Disney is getting really good at marketing its animated releases in such a way that you really don't have any idea what they're actually about. Pixar's Brave was sold with the slapstick shenanigans of the red-headed triplets; Frozen got a whole lot of similar pre-release emphasis on the naïve Olaf. So naturally, with all of the Big Hero 6 marketing focus on huggable, inflatable robot Baymax, you're not likely to get the sense that this is really a story about the ripple effects of seeking vengeance.
In some ways, it's also a pretty standard superhero origin story, focused on an incorrigible orphaned 14-year-old engineering genius named Hiro Hamada (Ryan Potter) encouraged by his older brother, Tadashi (Daniel Henney), to join an elite robotics program. But when Hiro's revolutionary "micro-bots" technology is stolen—with tragic repercussions—Hiro brings the other members of Tadashi's research team together to find the mysterious masked man responsible.
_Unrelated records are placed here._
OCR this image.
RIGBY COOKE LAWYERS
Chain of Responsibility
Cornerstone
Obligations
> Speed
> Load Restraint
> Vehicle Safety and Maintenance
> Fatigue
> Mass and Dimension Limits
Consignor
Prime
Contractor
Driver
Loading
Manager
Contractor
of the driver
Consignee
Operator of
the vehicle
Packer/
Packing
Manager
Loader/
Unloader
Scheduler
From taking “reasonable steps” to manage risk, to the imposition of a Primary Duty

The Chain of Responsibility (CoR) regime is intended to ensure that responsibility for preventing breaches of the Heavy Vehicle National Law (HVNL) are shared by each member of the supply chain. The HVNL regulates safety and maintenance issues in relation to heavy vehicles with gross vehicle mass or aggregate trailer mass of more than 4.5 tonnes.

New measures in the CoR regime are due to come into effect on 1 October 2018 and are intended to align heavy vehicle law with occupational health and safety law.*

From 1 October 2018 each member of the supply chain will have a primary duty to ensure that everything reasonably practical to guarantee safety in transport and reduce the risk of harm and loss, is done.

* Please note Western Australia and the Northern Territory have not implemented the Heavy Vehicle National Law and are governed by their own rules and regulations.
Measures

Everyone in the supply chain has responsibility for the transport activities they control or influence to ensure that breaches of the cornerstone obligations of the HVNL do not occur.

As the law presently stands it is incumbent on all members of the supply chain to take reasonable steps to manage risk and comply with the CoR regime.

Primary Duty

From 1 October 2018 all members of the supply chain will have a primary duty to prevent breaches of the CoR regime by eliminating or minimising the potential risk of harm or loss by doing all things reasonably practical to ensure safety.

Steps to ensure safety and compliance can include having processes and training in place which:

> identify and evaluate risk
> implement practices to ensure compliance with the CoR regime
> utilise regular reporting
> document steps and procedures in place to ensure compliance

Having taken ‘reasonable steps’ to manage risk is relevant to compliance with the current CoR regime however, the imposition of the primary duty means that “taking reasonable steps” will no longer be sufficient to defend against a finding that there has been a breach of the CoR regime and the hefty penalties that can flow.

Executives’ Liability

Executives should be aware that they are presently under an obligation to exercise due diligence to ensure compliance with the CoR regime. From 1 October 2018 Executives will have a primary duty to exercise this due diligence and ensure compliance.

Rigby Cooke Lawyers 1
And yes, there's that huggable, inflatable robot (Scott Adsit). Baymax provides a uniquely deadpan spin on the typical Disney comic-relief character, as a creation designed simply to be a "personal health-care companion" winds up at the center of an action spectacle. The "boy and his dog" relationship between Baymax and Hiro becomes an emotional nexus that's part E.T. and part Johnny Sokko & his Giant Robot, and co-directors Chris Williams (Bolt) and Don Hall (Winnie the Pooh) prove to be an ideal team for that dynamic.
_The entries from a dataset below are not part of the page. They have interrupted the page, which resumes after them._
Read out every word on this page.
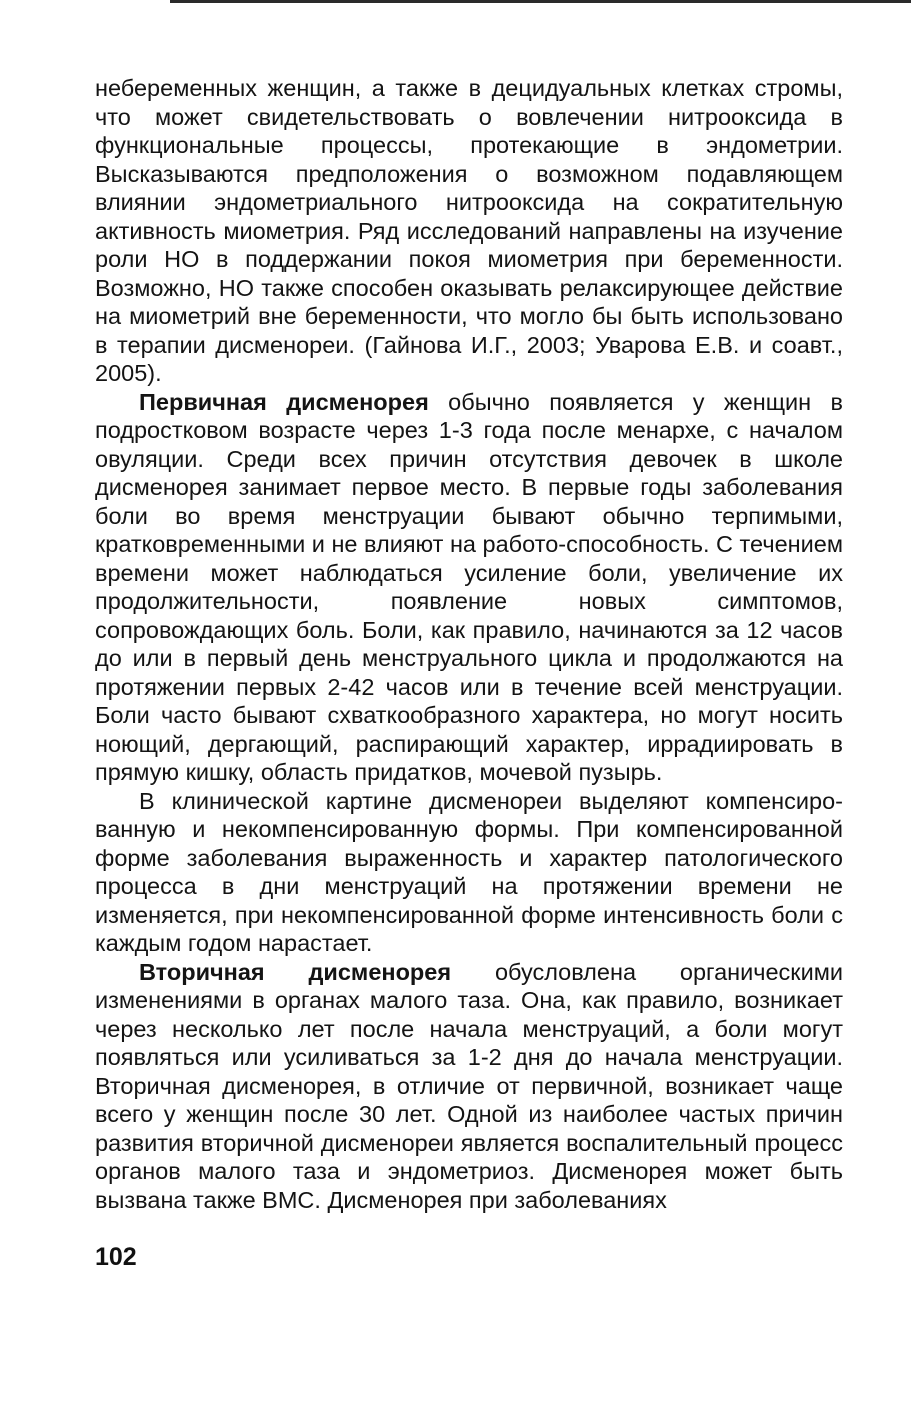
небеременных женщин, а также в децидуальных клетках стромы, что может свидетельствовать о вовлечении нитрооксида в функциональные процессы, протекающие в эндометрии. Высказываются предположения о возможном подавляющем влиянии эндометриального нитрооксида на сократительную активность миометрия. Ряд исследований направлены на изучение роли НО в поддержании покоя миометрия при беременности. Возможно, НО также способен оказывать релаксирующее действие на миометрий вне беременности, что могло бы быть использовано в терапии дисменореи. (Гайнова И.Г., 2003; Уварова Е.В. и соавт., 2005).

Первичная дисменорея обычно появляется у женщин в подростковом возрасте через 1-3 года после менархе, с началом овуляции. Среди всех причин отсутствия девочек в школе дисменорея занимает первое место. В первые годы заболевания боли во время менструации бывают обычно терпимыми, кратковременными и не влияют на работо-способность. С течением времени может наблюдаться усиление боли, увеличение их продолжительности, появление новых симптомов, сопровождающих боль. Боли, как правило, начинаются за 12 часов до или в первый день менструального цикла и продолжаются на протяжении первых 2-42 часов или в течение всей менструации. Боли часто бывают схваткообразного характера, но могут носить ноющий, дергающий, распирающий характер, иррадиировать в прямую кишку, область придатков, мочевой пузырь.

В клинической картине дисменореи выделяют компенсированную и некомпенсированную формы. При компенсированной форме заболевания выраженность и характер патологического процесса в дни менструаций на протяжении времени не изменяется, при некомпенсированной форме интенсивность боли с каждым годом нарастает.

Вторичная дисменорея обусловлена органическими изменениями в органах малого таза. Она, как правило, возникает через несколько лет после начала менструаций, а боли могут появляться или усиливаться за 1-2 дня до начала менструации. Вторичная дисменорея, в отличие от первичной, возникает чаще всего у женщин после 30 лет. Одной из наиболее частых причин развития вторичной дисменореи является воспалительный процесс органов малого таза и эндометриоз. Дисменорея может быть вызвана также ВМС. Дисменорея при заболеваниях

102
Just be aware, parents of young kids, that Big Hero 6 gets pretty intense as it digs into wounded people causing suffering while trying to ease their own pain. The filmmakers miss an opportunity to really explore their setting of futuristic "San Fransokyo," or give the other team members much to do beyond stock types. But there's still that classic, old-school Disney bait & switch: sell the cute, deliver the dark.